Tennessee health care advocates brace for cuts
NASHVILLE, Tenn. (CNS) - Shawn Caster has seen two sides of the TennCare debate, as both the mother of a severely ill child who relies on the state-run health insurance plan for the poor and uninsurable and as an attorney with the Tennessee Justice Center, a nonprofit law firm representing TennCare users in federal court. "We're bracing for the worst and hoping for the best," she said. Her 11-year-old son, Julian, has had TennCare coverage since he was born with a diaphragmatic hernia, pulmonary hypertension and cerebral palsy. He uses a wheelchair and needs nursing care seven days a week. Gov. Phil Bredesen announced in January that nearly half the adults in the state's health care program for the poor would be cut off. Additional cuts, such as limits on the number of trips to the doctor that participants may make, would save the state $575 million for the next year, Bredesen said. While Bredesen has repeatedly said the 612,000 children now enrolled in TennCare will see no changes, attorneys at the Tennessee Justice Center contend children whose parents are making the transition from welfare to work, as well as those with catastrophic illnesses, stand to lose coverage. Other families will face higher co-payments and "could face lapses in their coverage if they can't pay," according to Caster, a member of St. Vincent de Paul Parish in Nashville. The Tennessee Catholic Public Policy Commission has been a strong supporter of preserving TennCare "in a fiscally responsible manner while ensuring that none of our citizens, particularly children, are left without health care."

Peeople

Cardinal Lustiger retires, successor is appointed
VATICAN CITY (CNS) - After 24 years as head of the Archdiocese of Paris, Cardinal Jean-Marie Lustiger, 78, retired Feb. 11. The Vatican announced he would be succeeded by Archbishop Andre Vingt-Trois of Tours, a 62-year-old former auxiliary bishop of Paris. Cardinal Lustiger has led the Paris Archdiocese since January 1981. He was named to the College of Cardinals in 1983. Although retired as archbishop of Paris, he continues to serve as a member of several Vatican congregations. The cardinal, who converted to Catholicism from Judaism, represented the pope Jan. 27 at the commemoration in Poland of the 60th anniversary of the Auschwitz-Birkenau death camp. The cardinal's mother died at the camp in 1943; his father went into hiding and escaped deportation. A Catholic family in Orleans, France, sheltered the cardinal and his sister during World War II. He was ordained a priest in 1954 and bishop of Orleans in 1979. Cardinal Lustiger has been the voice of French Catholics for almost a quarter century, particularly defending the right of believers to have a say in public debates, condemning anti-Semitism and promoting dialogue with Jews and with the nation's growing Muslim community.

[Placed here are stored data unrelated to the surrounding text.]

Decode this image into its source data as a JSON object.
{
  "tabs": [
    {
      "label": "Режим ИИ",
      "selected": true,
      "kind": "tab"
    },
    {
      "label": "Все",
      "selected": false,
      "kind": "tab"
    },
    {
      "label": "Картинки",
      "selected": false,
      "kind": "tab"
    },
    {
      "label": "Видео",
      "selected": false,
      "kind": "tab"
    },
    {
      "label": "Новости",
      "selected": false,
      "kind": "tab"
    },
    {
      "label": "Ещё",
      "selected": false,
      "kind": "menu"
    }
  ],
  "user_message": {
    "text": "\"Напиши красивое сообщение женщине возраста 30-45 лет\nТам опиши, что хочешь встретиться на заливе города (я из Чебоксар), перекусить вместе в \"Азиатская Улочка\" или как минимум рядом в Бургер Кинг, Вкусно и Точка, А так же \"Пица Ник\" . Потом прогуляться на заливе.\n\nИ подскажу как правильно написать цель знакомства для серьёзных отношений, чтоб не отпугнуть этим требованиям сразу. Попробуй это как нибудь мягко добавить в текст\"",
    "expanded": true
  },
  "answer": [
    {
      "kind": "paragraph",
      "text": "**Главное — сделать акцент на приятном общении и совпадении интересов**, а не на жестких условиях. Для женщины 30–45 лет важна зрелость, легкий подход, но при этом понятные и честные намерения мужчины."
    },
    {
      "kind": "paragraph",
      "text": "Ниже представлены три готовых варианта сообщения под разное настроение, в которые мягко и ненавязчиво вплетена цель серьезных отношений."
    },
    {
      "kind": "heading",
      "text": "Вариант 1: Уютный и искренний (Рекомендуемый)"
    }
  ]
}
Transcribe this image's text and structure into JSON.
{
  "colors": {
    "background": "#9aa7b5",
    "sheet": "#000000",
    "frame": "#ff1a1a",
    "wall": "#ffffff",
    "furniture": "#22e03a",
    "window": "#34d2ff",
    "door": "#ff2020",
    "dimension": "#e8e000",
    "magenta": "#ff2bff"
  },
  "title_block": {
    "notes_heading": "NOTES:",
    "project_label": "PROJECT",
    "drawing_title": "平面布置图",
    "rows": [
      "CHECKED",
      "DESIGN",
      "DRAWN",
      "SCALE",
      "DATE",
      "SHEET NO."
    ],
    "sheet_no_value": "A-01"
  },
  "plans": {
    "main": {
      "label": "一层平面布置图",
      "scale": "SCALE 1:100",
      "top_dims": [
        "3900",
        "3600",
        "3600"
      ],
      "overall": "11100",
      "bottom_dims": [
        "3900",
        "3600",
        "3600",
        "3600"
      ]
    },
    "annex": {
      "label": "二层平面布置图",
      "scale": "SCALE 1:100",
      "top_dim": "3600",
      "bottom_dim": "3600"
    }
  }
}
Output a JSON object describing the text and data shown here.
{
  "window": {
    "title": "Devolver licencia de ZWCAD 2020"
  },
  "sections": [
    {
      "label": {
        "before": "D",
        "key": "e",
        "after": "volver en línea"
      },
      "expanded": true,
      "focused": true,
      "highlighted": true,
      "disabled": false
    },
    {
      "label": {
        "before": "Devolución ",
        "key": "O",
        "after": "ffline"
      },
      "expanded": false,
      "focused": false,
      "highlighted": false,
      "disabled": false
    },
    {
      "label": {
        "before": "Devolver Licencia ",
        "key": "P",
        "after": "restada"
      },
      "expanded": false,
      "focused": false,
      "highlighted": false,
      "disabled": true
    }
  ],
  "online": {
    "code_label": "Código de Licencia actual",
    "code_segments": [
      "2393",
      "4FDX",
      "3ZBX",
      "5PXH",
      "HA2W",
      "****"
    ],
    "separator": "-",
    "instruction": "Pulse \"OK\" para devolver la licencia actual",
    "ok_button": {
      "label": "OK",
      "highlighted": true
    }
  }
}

Priest snowmobiles to fight multiple sclerosis
GREEN BAY, Wis. (CNS) - For the past 17 years, Father Charles R. Brooks, pastor of St. Edward Parish in Mackville, has been riding in the annual MS Snowmobile Classic Tour in Michigan's Upper Peninsula. He and eight other members of St. Edward's went Feb. 4 to Watersmeet, Mich., for two days of snowmobiling to raise money for the National Multiple Sclerosis Society. Over the 17 years, Father Brooks has raised $167,000. "I had a sister, Theresa Kemkes, who had MS for 44 years," said Father Brooks. "She was in a wheelchair for 42 of those years." This isn't the only event for which Father Brooks has ridden his sled. In the 1980s and 1990s, he was known locally for his 24-hour Enduros for Life to raise funds for pro-life causes. In 1987 he set a world record of 1,409 miles in 24 hours on one sled. The priest, 67, has also ridden motorcycles and jet skis for his Enduros fund-raiser, but his main love is the snowmobile. "I'm one of the pioneers in snowmobiling, at least locally," he said.